Wenn man einen echten Online-Vergleich aller ostdeutschen Vereine durchführen möchte, kommt man sicherlich nicht an den Google Trends vorbei. Mit Hilfe von diesem Online-Tool können das genaue Suchaufkommen analysiert und die Popularität verschiedener Parameter gemessen werden.

Wir haben uns die Mühe gemacht und die jeweiligen Ostfußball-Vereine innerhalb der 2. Bundesliga, 3. Liga und Regionalliga Nord untereinander verglichen. Dabei sind wir zu folgendem Ergebnis in den einzelnen Ligen gekommen.

Screenshot: Google Trends

2. Bundesliga:

1. –  SG Dynamo Dresden

2. – FC Hansa Rostock

3. – 1. FC Union Berlin

4. – FC Energie Cottbus

5. – FC Erzgebirge Aue

Quelle: Google Trends

3. Liga:

1. – Chemnitzer FC

2. – FC Carl Zeiss Jena

3. – SV Babelsberg 03

4. – FC Rot-Weiß Erfurt

Quelle: Google Trends

Regionalliga Nord:

1. – RasenBallsport Leipzig

2. – FC Magdeburg

3. – Hallescher FC

4. – VFC Plauen

5. – VfB Germania Halberstadt

6. – ZFC Meuselwitz (nicht gelistet, da zu wenig Suchanfragen)

Quelle: Google Trends

Fazit: Der Fußball in Sachsen ist laut den ermittelten Suchanfragen von Google Trends ganz klar vorn in dieser Statistik.
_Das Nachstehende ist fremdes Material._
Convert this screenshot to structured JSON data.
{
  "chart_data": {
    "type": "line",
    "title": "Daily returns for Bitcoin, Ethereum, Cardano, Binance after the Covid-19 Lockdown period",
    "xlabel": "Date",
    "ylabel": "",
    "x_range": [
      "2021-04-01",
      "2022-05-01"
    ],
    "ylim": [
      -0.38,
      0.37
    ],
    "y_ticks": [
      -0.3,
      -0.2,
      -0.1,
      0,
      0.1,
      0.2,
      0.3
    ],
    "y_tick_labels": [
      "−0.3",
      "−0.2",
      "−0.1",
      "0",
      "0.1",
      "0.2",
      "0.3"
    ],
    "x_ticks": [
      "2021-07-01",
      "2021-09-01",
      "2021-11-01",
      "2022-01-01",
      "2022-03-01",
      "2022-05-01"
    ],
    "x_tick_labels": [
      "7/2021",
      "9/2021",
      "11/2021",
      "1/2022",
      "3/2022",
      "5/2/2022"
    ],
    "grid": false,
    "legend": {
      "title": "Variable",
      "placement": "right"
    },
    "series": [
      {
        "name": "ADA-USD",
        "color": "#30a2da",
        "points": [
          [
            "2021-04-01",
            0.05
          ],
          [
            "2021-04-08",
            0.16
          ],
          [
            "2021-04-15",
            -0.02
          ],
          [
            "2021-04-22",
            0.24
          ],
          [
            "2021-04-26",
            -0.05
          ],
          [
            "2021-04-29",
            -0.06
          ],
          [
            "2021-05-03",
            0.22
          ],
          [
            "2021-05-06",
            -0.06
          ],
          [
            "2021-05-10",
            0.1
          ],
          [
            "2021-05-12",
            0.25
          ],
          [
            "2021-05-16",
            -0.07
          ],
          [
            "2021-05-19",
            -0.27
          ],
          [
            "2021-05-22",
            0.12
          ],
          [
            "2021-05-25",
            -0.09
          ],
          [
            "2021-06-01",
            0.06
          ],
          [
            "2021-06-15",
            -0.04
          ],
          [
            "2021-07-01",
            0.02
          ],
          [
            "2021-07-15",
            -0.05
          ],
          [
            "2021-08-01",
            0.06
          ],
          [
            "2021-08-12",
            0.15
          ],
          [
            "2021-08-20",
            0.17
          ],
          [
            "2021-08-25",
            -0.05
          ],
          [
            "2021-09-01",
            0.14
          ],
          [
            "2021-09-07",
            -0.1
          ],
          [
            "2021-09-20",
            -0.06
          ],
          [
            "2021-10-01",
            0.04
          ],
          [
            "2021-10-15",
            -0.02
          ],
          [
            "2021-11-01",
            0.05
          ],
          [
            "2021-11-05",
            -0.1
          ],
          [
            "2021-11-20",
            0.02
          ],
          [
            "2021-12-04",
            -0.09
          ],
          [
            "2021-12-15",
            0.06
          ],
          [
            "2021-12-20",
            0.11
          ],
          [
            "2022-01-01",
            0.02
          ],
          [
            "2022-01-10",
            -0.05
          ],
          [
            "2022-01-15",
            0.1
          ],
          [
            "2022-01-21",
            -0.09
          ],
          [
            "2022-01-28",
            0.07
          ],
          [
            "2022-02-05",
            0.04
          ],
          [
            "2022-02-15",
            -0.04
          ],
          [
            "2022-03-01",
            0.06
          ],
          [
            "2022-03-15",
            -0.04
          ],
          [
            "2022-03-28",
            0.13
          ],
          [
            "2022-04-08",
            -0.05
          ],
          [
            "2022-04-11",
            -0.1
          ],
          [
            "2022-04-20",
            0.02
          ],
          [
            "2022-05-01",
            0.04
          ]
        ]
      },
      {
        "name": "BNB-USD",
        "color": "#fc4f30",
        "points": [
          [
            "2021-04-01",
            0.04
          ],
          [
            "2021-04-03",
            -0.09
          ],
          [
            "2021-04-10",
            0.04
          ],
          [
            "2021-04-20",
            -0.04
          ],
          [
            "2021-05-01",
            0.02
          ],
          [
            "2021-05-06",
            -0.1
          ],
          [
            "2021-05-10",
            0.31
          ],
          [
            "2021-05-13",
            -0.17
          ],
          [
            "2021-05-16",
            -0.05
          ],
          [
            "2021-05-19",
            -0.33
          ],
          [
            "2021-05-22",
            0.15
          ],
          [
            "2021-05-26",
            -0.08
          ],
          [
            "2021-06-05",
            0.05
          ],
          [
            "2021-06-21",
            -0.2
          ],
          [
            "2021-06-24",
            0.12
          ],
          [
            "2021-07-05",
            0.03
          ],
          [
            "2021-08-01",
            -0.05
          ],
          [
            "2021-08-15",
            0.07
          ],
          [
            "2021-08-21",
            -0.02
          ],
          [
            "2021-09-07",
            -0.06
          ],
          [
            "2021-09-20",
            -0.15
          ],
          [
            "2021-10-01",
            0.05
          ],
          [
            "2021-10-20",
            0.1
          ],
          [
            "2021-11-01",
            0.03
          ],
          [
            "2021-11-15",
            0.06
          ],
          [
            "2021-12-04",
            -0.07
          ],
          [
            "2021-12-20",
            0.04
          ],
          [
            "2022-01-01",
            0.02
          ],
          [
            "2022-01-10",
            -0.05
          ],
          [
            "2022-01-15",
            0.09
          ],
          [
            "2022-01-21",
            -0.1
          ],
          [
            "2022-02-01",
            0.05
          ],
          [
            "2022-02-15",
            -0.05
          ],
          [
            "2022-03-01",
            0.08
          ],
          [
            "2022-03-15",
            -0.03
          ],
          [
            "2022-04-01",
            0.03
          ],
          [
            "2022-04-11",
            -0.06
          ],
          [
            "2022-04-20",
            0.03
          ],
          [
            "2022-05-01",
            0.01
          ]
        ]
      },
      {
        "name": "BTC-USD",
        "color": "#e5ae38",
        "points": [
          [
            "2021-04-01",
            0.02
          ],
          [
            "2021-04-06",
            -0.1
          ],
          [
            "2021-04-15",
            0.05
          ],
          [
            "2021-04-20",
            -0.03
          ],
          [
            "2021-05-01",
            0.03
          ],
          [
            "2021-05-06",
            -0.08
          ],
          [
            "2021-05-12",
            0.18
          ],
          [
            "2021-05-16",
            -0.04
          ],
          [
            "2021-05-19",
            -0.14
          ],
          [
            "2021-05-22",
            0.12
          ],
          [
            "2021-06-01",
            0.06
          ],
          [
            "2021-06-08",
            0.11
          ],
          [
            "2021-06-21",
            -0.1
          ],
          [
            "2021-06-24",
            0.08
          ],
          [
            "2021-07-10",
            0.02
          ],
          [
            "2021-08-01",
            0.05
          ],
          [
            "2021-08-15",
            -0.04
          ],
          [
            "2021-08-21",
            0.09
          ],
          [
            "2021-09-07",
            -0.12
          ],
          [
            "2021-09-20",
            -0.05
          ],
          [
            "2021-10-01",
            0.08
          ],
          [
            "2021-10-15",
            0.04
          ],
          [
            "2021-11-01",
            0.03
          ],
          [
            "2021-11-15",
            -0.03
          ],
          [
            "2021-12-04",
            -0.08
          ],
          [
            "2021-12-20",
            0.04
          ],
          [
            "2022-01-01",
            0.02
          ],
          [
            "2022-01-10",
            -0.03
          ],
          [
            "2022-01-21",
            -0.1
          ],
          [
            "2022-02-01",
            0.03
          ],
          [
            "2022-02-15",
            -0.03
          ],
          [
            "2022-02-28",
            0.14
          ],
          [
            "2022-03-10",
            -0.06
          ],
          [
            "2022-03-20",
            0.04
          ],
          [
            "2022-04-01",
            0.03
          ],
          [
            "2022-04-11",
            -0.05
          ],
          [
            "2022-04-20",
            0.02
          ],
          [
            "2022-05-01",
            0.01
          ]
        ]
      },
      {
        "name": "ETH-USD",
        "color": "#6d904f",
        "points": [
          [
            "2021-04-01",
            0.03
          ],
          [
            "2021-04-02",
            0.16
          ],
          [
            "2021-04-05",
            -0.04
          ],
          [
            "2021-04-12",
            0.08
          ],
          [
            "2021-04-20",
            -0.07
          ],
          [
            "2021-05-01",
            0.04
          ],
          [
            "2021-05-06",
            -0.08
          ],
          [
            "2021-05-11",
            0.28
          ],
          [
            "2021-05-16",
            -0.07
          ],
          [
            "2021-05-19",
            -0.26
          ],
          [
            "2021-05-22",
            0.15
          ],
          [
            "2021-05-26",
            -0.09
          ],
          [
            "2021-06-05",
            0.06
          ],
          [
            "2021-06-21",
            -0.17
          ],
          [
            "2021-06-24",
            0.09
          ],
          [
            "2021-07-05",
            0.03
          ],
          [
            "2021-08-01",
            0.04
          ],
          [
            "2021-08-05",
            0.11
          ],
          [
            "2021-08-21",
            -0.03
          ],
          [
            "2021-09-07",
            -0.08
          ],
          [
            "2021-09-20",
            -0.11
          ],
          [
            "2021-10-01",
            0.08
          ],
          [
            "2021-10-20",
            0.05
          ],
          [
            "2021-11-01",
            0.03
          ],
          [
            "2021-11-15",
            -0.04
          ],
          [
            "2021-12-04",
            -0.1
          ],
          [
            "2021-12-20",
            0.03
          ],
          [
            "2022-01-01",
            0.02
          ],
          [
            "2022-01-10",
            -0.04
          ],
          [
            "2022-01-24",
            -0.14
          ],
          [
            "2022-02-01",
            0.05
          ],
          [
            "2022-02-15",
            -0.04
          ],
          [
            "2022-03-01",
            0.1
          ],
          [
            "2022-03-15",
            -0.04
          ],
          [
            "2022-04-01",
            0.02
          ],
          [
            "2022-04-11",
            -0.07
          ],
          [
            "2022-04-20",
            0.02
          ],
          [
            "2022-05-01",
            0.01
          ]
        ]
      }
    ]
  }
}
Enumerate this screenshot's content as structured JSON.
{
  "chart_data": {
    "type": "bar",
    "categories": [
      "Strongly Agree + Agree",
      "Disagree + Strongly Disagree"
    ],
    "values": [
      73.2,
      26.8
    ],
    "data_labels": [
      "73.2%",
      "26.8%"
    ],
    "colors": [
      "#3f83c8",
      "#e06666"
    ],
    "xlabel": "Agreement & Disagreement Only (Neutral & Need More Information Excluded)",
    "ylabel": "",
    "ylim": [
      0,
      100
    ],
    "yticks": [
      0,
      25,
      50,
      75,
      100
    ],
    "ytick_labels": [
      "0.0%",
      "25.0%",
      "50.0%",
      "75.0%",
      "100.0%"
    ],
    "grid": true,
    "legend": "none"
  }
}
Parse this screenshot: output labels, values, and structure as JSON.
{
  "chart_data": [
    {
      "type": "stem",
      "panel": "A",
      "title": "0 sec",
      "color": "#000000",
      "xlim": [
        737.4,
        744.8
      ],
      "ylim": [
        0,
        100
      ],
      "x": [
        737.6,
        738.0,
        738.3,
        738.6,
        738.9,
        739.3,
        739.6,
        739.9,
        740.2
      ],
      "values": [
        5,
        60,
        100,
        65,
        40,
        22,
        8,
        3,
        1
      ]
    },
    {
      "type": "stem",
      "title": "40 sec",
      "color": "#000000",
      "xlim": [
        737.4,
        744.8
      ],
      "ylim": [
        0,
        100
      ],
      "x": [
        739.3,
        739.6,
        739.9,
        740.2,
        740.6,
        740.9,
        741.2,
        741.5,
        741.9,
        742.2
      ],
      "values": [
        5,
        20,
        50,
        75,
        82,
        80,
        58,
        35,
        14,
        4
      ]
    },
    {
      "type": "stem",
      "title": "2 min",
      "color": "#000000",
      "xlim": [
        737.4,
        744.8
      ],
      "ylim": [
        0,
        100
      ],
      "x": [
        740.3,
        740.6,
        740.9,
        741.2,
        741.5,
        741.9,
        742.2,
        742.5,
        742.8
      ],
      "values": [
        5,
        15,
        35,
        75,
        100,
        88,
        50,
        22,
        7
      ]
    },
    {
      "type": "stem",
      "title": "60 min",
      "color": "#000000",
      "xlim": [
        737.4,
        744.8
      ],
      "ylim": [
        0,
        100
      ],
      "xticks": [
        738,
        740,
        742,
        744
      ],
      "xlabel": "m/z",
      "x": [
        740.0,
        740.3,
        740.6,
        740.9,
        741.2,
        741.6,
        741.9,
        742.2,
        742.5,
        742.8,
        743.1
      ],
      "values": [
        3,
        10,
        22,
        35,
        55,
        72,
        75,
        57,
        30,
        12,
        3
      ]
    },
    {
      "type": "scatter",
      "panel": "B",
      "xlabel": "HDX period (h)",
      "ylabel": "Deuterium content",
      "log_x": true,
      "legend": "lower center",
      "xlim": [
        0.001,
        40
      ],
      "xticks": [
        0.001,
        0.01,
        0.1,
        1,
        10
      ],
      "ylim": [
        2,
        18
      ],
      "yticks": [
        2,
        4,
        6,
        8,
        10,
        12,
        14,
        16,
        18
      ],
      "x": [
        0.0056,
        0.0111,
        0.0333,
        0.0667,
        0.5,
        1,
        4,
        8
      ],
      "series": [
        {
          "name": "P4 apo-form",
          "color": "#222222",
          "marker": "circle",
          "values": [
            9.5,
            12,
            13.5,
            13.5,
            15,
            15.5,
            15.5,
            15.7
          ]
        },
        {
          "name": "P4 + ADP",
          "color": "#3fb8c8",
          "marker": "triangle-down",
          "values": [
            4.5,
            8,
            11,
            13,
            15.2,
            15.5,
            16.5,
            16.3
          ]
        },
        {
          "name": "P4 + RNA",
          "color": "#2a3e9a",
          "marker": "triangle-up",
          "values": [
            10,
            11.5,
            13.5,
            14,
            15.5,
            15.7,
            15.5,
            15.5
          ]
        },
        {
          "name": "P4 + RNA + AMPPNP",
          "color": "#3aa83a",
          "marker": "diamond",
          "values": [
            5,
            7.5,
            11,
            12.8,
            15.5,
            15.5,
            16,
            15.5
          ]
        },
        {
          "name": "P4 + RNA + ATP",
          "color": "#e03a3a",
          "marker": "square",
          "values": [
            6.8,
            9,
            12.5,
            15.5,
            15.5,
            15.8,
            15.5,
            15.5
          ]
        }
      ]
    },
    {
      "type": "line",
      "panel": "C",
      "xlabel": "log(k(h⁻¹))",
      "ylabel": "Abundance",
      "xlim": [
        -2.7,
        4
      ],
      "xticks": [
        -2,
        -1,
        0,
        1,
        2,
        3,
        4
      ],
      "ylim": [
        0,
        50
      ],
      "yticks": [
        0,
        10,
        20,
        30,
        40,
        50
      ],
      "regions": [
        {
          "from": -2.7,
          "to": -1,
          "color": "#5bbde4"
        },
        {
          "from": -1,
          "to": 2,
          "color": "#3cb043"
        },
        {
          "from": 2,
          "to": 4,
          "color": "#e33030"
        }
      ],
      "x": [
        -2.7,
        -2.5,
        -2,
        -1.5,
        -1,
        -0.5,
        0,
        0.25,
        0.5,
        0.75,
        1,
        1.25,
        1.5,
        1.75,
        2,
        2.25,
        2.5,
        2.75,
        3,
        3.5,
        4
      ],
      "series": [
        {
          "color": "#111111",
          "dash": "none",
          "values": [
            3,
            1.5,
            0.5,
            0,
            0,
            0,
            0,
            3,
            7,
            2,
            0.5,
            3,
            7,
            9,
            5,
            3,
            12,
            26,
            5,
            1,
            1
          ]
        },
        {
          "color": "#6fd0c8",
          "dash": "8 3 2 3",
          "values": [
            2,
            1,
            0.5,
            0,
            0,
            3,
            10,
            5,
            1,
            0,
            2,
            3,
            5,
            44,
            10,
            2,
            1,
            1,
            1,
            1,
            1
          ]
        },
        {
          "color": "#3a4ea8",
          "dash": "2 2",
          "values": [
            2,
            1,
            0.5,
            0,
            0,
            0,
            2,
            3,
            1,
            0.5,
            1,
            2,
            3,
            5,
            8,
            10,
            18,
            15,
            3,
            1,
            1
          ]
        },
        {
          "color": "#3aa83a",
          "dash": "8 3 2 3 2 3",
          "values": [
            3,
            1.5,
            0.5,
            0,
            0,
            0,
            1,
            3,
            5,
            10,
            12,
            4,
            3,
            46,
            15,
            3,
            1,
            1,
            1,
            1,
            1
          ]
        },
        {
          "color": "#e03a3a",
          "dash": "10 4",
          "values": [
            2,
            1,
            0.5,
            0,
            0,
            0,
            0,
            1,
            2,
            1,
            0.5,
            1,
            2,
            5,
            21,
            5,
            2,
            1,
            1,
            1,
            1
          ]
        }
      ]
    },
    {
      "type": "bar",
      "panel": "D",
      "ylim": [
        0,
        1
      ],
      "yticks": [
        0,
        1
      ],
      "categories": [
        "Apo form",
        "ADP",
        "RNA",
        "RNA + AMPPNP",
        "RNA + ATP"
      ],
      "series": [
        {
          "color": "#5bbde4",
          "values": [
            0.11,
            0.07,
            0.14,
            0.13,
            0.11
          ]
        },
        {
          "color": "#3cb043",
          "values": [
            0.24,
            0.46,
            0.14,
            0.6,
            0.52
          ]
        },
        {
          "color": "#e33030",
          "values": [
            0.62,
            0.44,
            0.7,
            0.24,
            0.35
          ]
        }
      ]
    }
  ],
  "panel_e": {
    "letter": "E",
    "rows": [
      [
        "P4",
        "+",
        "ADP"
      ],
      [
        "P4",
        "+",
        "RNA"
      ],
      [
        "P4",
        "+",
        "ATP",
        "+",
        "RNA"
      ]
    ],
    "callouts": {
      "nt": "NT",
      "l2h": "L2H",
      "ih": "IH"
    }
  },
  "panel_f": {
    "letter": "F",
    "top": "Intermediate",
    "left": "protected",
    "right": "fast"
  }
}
Alle drei sächsischen Metropolen können jeweils das beste Ergebnis innerhalb der jeweiligen Liga für sich im Jahr 2011 erzielen. Die Erfolge in Dresden und Chemnitz sind sicherlich auf die Aufstiege in der letzten Spielzeit zurückzuführen. Beim Projekt RedBull Leipzig haben Anhänger und Gegner gleichermaßen für ein hohes Suchaufkommen gesorgt. Zudem besteht dahingehend ebenso wohl ein durchaus größeres Informationsinteresse aus Österreich, speziell rund um Salzburg.

*Google Trends ist ein Service der Google Inc., der Informationen darüber bereitstellt, welche Suchbegriffe von Nutzern der Suchmaschine Google wie oft eingegeben wurden. Die Ergebnisse werden in Relation zum totalen Suchaufkommen gesetzt und sind in wöchentlicher Auflösung seit Anfang 2004 für die gesamte Welt oder einzelne Regionen verfügbar. Mit Hilfe dieses Tools lässt sich die Popularität einzelner Begriffe im Zeitablauf analysieren, was Rückschlüsse auf sich formierende Trends in der Gesellschaft erlaubt.